Christine Crozat crée des distorsions plastiques qu’elle décline non sans harmonie et selon diverses variables qui prennent le temps de s’installer. Les formes dans leurs corridors deviennent des images aussi saturées que nues en ce qui tient d’un cérémonial délétère mais résolument en éclat. Parfois, une forme semble mourir au milieu du rythme visuel avant de reprendre. Se retrouve un défilement dans le temps et le corps. De telles images ne cessent de brûler. L’émotion est profonde : à l’esprit d’en faire bon usage. Tout jaillit pour mordre et qu’importe si les rêves disparaissent de leurs propres souhaits. De chaque image tout tombe et remonte.
Entretien :
Qu’est-ce qui vous fait lever le matin ?
Le matin tôt je suis pleine d’énergie. La lumière en été… l’idée qu’une nouvelle journée commence… me mettre au travail…
Que sont devenus vos rêves d’enfant ?
Beaucoup de cauchemars quand j’étais une petite fille, consciente très jeune d’ avoir à trouver ma place qui n’était pas celle collée à un frère mort 5 ans avant moi.
A quoi avez-vous renoncé ?
Je ne sais pas quoi dire, car je suis mon fil rouge… j ‘essaie, j’avance, je recule, je construis au quotidien…
D’où venez-vous ?
Arrière grand-mère peintre suissesse née à New York, son mari pasteur français à la Chaux de Fonds, une grand mère et ses deux soeurs ( fin XIX ème) étaient institutrices : elles étaient des femmes actives de souche paysanne et terrienne. Ma mère était fille de soyeux à Lyon. Meli-mélo de milieux différents qui constitue un richesse pour grandir.
Qu’avez-vous reçu en dot ?
De la bonté . D’avoir des parents (qui parlaient peu d’eux, mais qui créaient des choses ensemble). Ils m’ont donné la force de construire quelque chose pour moi.
Un petit plaisir — quotidien ou non ?
La sieste : lâcher et reprendre des forces.
Qu’est-ce qui vous distingue des autres artistes ?
Rien de particulier, je suis tenace, engagée dans mon processus de travail, c’est vital… mais je ne suis pas la seule…
Votre première lecture ?
Les livres de Jean Giono
Pourquoi votre attirances vers le “double” ?
Marquée, poinçonnée par une mère jumelle qui ne pouvait pas envisager le “un”. Frères et cousins jumeaux. Elevée avec cette notion “de gémellité. Hantée par cette question que j’ai travaillée dans mon art/ pieds et chaussures, belle partie du corps, fondamentale pour pouvoir tenir debout et penser. Reflet, ombre…
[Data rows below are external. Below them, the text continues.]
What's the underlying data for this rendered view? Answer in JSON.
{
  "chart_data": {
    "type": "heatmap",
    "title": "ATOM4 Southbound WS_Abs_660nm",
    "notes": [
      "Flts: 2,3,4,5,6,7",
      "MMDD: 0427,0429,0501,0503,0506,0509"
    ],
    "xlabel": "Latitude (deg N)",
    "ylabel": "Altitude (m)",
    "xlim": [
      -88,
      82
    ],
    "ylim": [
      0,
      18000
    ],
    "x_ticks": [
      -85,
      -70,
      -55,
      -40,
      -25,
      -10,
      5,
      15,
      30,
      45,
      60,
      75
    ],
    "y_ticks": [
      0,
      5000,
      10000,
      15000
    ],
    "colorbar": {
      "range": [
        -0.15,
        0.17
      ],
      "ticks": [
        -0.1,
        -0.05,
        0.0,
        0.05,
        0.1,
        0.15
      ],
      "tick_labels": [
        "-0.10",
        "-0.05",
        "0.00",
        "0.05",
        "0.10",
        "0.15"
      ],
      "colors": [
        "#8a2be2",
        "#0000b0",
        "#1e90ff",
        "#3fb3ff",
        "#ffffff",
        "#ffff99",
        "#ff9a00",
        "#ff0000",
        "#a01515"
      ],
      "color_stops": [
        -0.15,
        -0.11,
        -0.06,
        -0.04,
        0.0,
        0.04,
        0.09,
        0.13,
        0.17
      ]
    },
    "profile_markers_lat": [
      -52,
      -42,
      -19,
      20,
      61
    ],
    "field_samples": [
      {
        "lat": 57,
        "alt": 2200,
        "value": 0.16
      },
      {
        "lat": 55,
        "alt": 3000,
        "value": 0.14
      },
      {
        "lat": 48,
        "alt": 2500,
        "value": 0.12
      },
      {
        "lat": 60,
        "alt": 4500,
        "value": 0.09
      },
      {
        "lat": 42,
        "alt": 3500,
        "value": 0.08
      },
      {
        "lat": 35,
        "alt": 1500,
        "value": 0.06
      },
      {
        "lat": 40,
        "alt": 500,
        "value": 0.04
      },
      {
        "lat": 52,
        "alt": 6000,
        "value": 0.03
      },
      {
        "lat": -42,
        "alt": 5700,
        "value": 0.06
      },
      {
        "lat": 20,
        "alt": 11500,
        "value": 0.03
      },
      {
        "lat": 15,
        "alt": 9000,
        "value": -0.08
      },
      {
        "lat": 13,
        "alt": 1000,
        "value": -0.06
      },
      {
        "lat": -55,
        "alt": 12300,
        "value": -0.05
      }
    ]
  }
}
Quelles musiques écoutez-vous ?
France-culture du matin au soir …j’adore leurs jingle s…et leurs voix…
Quel est le livre que vous aimez relire ?
« L’usage du monde » de Nicolas Bouvier
Quel film vous fait pleurer ?
« Tout sur ma mère » d’Almodovar.
Quand vous vous regardez dans un miroir qui voyez-vous ?
Moi
A qui n’avez-vous jamais osé écrire ?
Pas de réponse
Quel(le) ville ou lieu a pour vous valeur de mythe ?
Tokyo
Quels sont les artistes et écrivains dont vous vous sentez le plus proche ?
Kiki Smith, Silvia Bächli, William Kentridge, Hokusaï, Dürer, Jan van Eyck, Rogier Van der Weydan, Ucello et Piero della Francesca, Jiro Taniguchi (L’homme qui marche) Hiromi Kawakami ( Les années douces) .
Qu’aimeriez-vous recevoir pour votre anniversaire ?
Rien je n’ai jamais aimé ces moments là, c’est beaucoup trop conventionnel et les moments annuels qui se répètent ( noël par exemple) m’angoissent.
Que défendez-vous ?
Le droit à la verticalité
Que vous inspire la phrase de Lacan : “L’Amour c’est donner quelque chose qu’on n’a pas à quelqu’un qui n’en veut pas”?
Je ne comprends rien à cette phrase. Trop compliqué pour moi
Que pensez-vous de celle de W. Allen : “La réponse est oui mais quelle était la question ?“
Il plane.…
Quelle question ai-je oublié de vous poser ?
Aucune.
Présentation et entretien réalisés par jean-paul gavard-perret pour lelitteraire.com, le 12 septembre 2015.